On Christmas night 1776, George Washington and his troops silently set out east from Pennsylvania and crossed the Delaware River into New Jersey. There they pounced on snoring Hessian mercenaries at their barracks in Trenton. Washington’s surprise attack vanquished the pro-British unit. This unexpected victory rejuvenated the American Revolution just when the cause looked lost.

Had they been alive back then, Army Pfc. Bradley Manning (alleged purveyor of some 250,000 secret diplomatic cables to WikiLeaks) might have forwarded Washington’s covert plans to Julian Assange, WikiLeaks’s founder. Assange would have galloped on horseback through Trenton’s snow-clogged streets yelling, “The Yankees are coming! The Yankees are coming!” — all in order to “inform the public.”

Roused from their sleep, the Hessians might have crushed Washington and his men and, thus, the Revolution. If so, we would now drink warm beer at cricket matches.

WikiLeakers and their increasingly vocal apologists are stunningly oblivious to military and diplomatic secrecy’s role in preserving freedom and national security. Informing the American people is a noble objective. Unfortunately, our enemies listen in.

Germany was unaware that Winston Churchill and Franklin Roosevelt could read Adolf Hitler’s military commands, thanks to captured Nazi Enigma coding machines. England kept this secret until 1974 — 29 years after Hitler put a gun to his temple in the Führerbunker.

WikiLeaks about Jimmy Doolittle’s post‒Pearl Harbor raid on Tokyo would have knocked American airplanes from Japanese skies. Likewise, self-styled defenders of “the public’s right to know” about D-Day would have told the Nazis that Eisenhower was en route and turned the Normandy landing into an American Waterloo.

There are two possible explanations for the behavior of WikiLeaks’s operators and supporters: They either recklessly disregard the implications of their revelations or actively subvert U.S. interests, risking serious harm to Americans and our allies.

• WikiLeaks disclosed that a major Mediterranean city has become an al-Qaeda hotbed. (To limit further damage, I have excluded its name.) American diplomats there had redoubled their counterterror efforts.
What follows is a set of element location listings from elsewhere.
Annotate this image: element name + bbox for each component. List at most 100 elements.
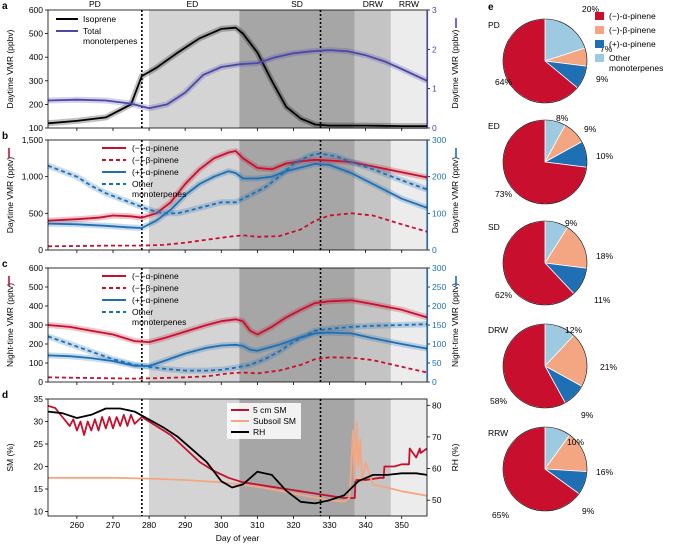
pie-sd: SD 62% 18% 11% 9% [488, 218, 613, 306]
y-tick-label: 500 [29, 282, 43, 292]
legend-label: (−)-β-pinene [609, 25, 656, 35]
x-tick-label: 340 [359, 520, 373, 530]
legend-swatch [595, 12, 604, 20]
y2-tick-label: 100 [432, 339, 446, 349]
y2-tick-label: 200 [432, 172, 446, 182]
legend-swatch [595, 26, 604, 34]
y2-tick-label: 300 [432, 135, 446, 145]
period-label-drw: DRW [363, 0, 383, 9]
y2-tick-label: 0 [432, 123, 437, 133]
legend-label: (−)-β-pinene [132, 283, 179, 293]
y2-tick-label: 50 [432, 358, 442, 368]
legend-label: (−)-α-pinene [132, 143, 179, 153]
x-tick-label: 290 [178, 520, 192, 530]
panel-letter: b [2, 131, 8, 142]
y-tick-label: 600 [29, 5, 43, 15]
pie-title: RRW [488, 428, 508, 438]
y-tick-label: 400 [29, 52, 43, 62]
pie-outline [502, 119, 588, 205]
legend-label: Total [83, 26, 101, 36]
y2-tick-label: 3 [432, 5, 437, 15]
y2-tick-label: 0 [432, 377, 437, 387]
pie-value-label: 9% [584, 124, 597, 134]
y-tick-label: 300 [29, 320, 43, 330]
series-line-3 [47, 323, 428, 372]
x-tick-label: 310 [250, 520, 264, 530]
y-tick-label: 500 [29, 29, 43, 39]
plot-frame [47, 398, 428, 517]
panel-e: ePD64%7%9%20%ED73%9%10%8%SD62%18%11%9%DR… [488, 2, 663, 520]
pie-value-label: 65% [492, 510, 509, 520]
legend-label: 5 cm SM [253, 405, 287, 415]
legend-label: monoterpenes [132, 189, 186, 199]
series-line-0 [47, 26, 427, 127]
period-label-rrw: RRW [399, 0, 419, 9]
legend-label: (−)-α-pinene [132, 271, 179, 281]
pie-title: DRW [488, 325, 508, 335]
legend-label: (+)-α-pinene [609, 39, 656, 49]
legend-label: (+)-α-pinene [132, 167, 179, 177]
y-tick-label: 0 [38, 377, 43, 387]
pie-title: ED [488, 121, 500, 131]
pie-value-label: 20% [582, 4, 599, 14]
y-tick-label: 300 [29, 76, 43, 86]
series-line-0 [47, 299, 428, 343]
y-tick-label: 35 [34, 394, 44, 404]
y-tick-label: 10 [34, 507, 44, 517]
legend: (−)-α-pinene (−)-β-pinene (+)-α-pinene Othe… [102, 143, 186, 199]
series-line-1 [47, 49, 428, 110]
period-shade [239, 268, 355, 382]
y-tick-label: 25 [34, 439, 44, 449]
y2-axis-label: Night-time VMR (pptv) [450, 283, 460, 367]
x-tick-label: 300 [214, 520, 228, 530]
pie-outline [502, 323, 588, 409]
panel-letter: a [2, 1, 8, 12]
y2-tick-label: 70 [432, 432, 442, 442]
x-tick-label: 330 [322, 520, 336, 530]
y-tick-label: 15 [34, 484, 44, 494]
pie-value-label: 21% [600, 362, 617, 372]
y2-tick-label: 150 [432, 320, 446, 330]
y2-tick-label: 2 [432, 44, 437, 54]
period-shade [390, 10, 427, 128]
legend-label: RH [253, 427, 265, 437]
legend-label: Other [132, 307, 153, 317]
y2-tick-label: 300 [432, 263, 446, 273]
y-tick-label: 600 [29, 263, 43, 273]
series-line-3 [47, 153, 428, 215]
y-tick-label: 100 [29, 123, 43, 133]
legend-label: Other [609, 53, 630, 63]
x-tick-label: 260 [70, 520, 84, 530]
pie-pd: PD 64% 7% 9% 20% [488, 4, 613, 104]
legend-label: (−)-α-pinene [609, 11, 656, 21]
pie-value-label: 10% [596, 151, 613, 161]
series-line-1 [47, 356, 428, 380]
pie-value-label: 9% [596, 74, 609, 84]
pie-outline [502, 426, 588, 512]
pie-value-label: 18% [596, 251, 613, 261]
series-line-0 [47, 404, 428, 499]
panel-letter: e [488, 2, 494, 13]
pie-value-label: 10% [567, 437, 584, 447]
series-line-0 [47, 150, 428, 222]
y2-axis-label: RH (%) [450, 443, 460, 471]
x-tick-label: 270 [106, 520, 120, 530]
y-tick-label: 1,000 [22, 172, 44, 182]
period-shade [354, 10, 391, 128]
y2-axis-label: Daytime VMR (pptv) [450, 157, 460, 234]
x-tick-label: 350 [395, 520, 409, 530]
panel-b: 0 500 1,000 1,500 0 100 200 300 Daytime VMR (ppt… [2, 131, 460, 255]
y2-tick-label: 200 [432, 301, 446, 311]
legend-label: (−)-β-pinene [132, 155, 179, 165]
legend-label: monoterpenes [132, 317, 186, 327]
y2-tick-label: 250 [432, 282, 446, 292]
period-shade [149, 268, 240, 382]
pie-drw: DRW 58% 21% 9% 12% [488, 323, 617, 420]
pie-value-label: 9% [581, 410, 594, 420]
pie-value-label: 64% [495, 77, 512, 87]
y-tick-label: 0 [38, 245, 43, 255]
y-tick-label: 400 [29, 301, 43, 311]
pie-ed: ED 73% 9% 10% 8% [488, 113, 613, 205]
Now WikiLeaks has exposed this to America’s biggest enemy, placing a giant bull’s-eye on the relevant U.S. outpost and jeopardizing the country that hosts it.

• WikiLeaks posted diplomatic cables detailing critical infrastructure overseas, such as pipelines and vaccine factories. What a perfect target list for those who want to see “infidels” sick or dead.
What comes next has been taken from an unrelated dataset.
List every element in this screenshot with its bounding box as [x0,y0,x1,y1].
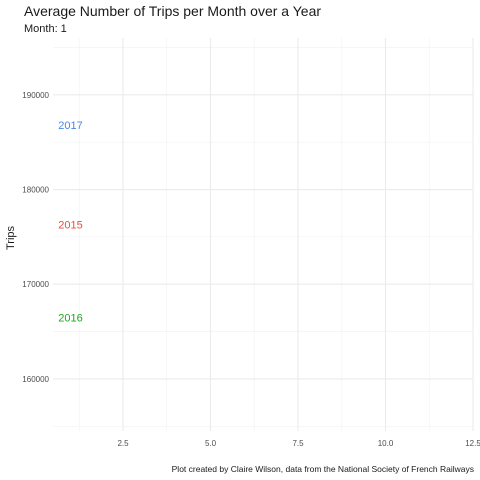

• WikiLeaks blabbed that China seems sanguine about Seoul controlling the entire Korean peninsula. Next time Washington asks China to babysit Kim Jong Il, it will not help that leaked U.S. cables outed Beijing as less than thrilled with Pyongyang. This raises, rather than lowers, the odds that Kim will lob more explosives (conventional or atomic) at South Korea, possibly hitting American GIs, killing civilians, and even dragging America into another Korean War.

Since it is painfully clear that America cannot keep secrets (an old problem that WikiLeaks has updated), foreign intelligence sources will tend to clam up. Why whisper to American officials when the result is like shouting into a bullhorn?
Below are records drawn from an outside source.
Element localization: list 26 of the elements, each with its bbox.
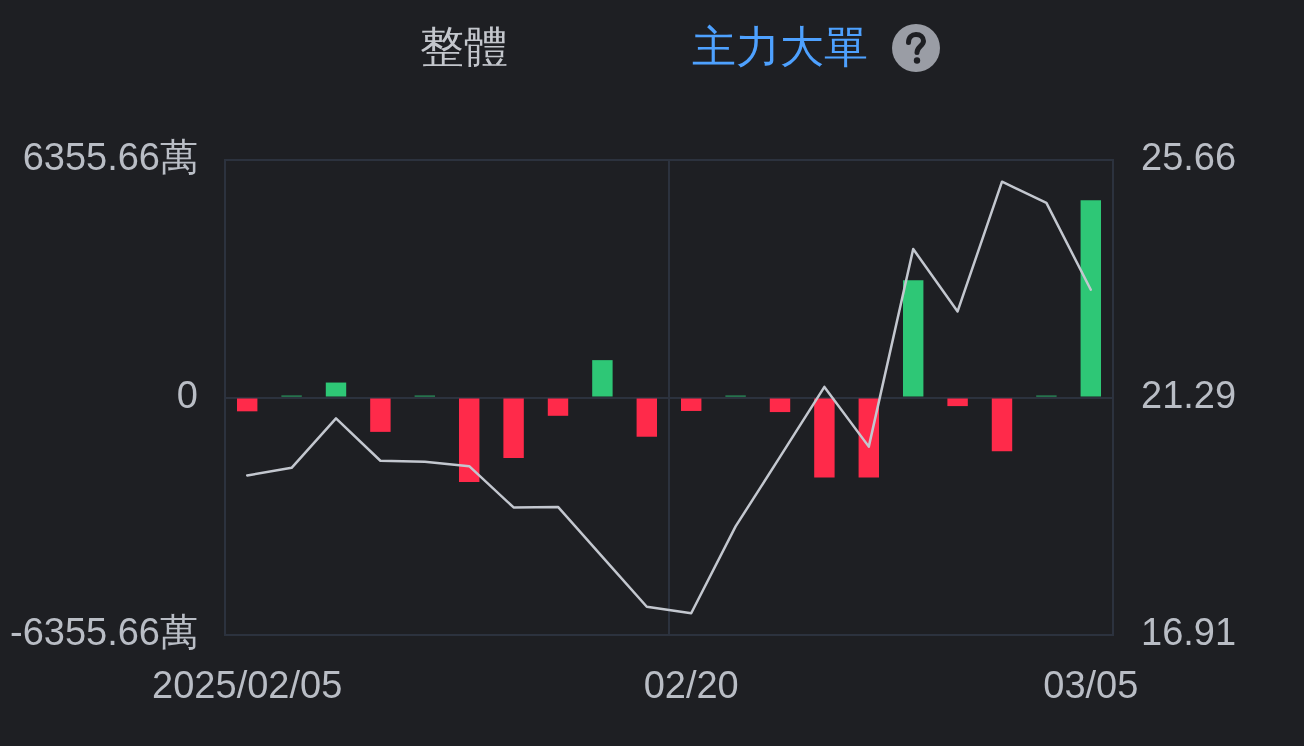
bar	[370, 398, 391, 432]
x-tick-label: 02/20	[643, 664, 739, 707]
y2-tick-label: 21.29	[1141, 373, 1237, 416]
bar	[769, 398, 791, 413]
bar	[547, 398, 569, 416]
bar	[592, 360, 613, 397]
x-tick-label: 03/05	[1043, 664, 1139, 707]
bar	[636, 398, 658, 437]
bar	[236, 398, 258, 412]
bar	[991, 398, 1013, 452]
bar	[458, 398, 480, 482]
y2-tick-label: 16.91	[1141, 611, 1237, 654]
y-tick-label: -6355.66萬	[9, 611, 198, 654]
y2-tick-label: 25.66	[1141, 136, 1237, 179]
x-tick-label: 2025/02/05	[152, 664, 343, 707]
y-tick-label: 0	[176, 373, 198, 416]
bar	[947, 398, 968, 407]
text: 主力大單	[692, 20, 868, 74]
bar	[680, 398, 702, 411]
bar	[814, 398, 835, 478]
y-tick-label: 6355.66萬	[22, 136, 198, 179]
bar	[902, 280, 924, 397]
bar	[1080, 200, 1102, 397]
bar	[325, 382, 347, 397]
text: 整體	[420, 20, 508, 74]
bar	[503, 398, 524, 459]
Nonetheless, a group called “WikiLeaks Is Democracy” argues that “WikiLeaks performs an invaluable service to the broad U.S. and global public with a commitment to the protection of human rights and the rule of law.” Academy Award–winning filmmaker Michael Moore offered $20,000 toward Assange’s bail. “He should be thanked and honored, not abused and jailed,” Moore declared Tuesday.

Incredible.

WikiLeaks will snuff out innocent lives, if it has not done so already.

The U.S. remains at war with Muslim fanatics who plot mass murder against Americans and our friends overseas. From Mogadishu to Tehran to Pyongyang, bad men wish America the worst. That’s why WikiLeaks is neither funny nor cute nor just a “newsy” offshoot of the logorrhea that fuels breathless “tweets” about Kardashian leg-waxings and such.

Underscoring this point also serves justice. WikiLeaks’s alleged chief source, Pfc. Bradley Manning, should be court-martialed for espionage and treason. If convicted, he should be placed against a wall and executed by firing squad. (If extradited here, Assange deserves the same sendoff.) Maybe that will persuade Americans to stop flapping their gums about things that will enable murderers.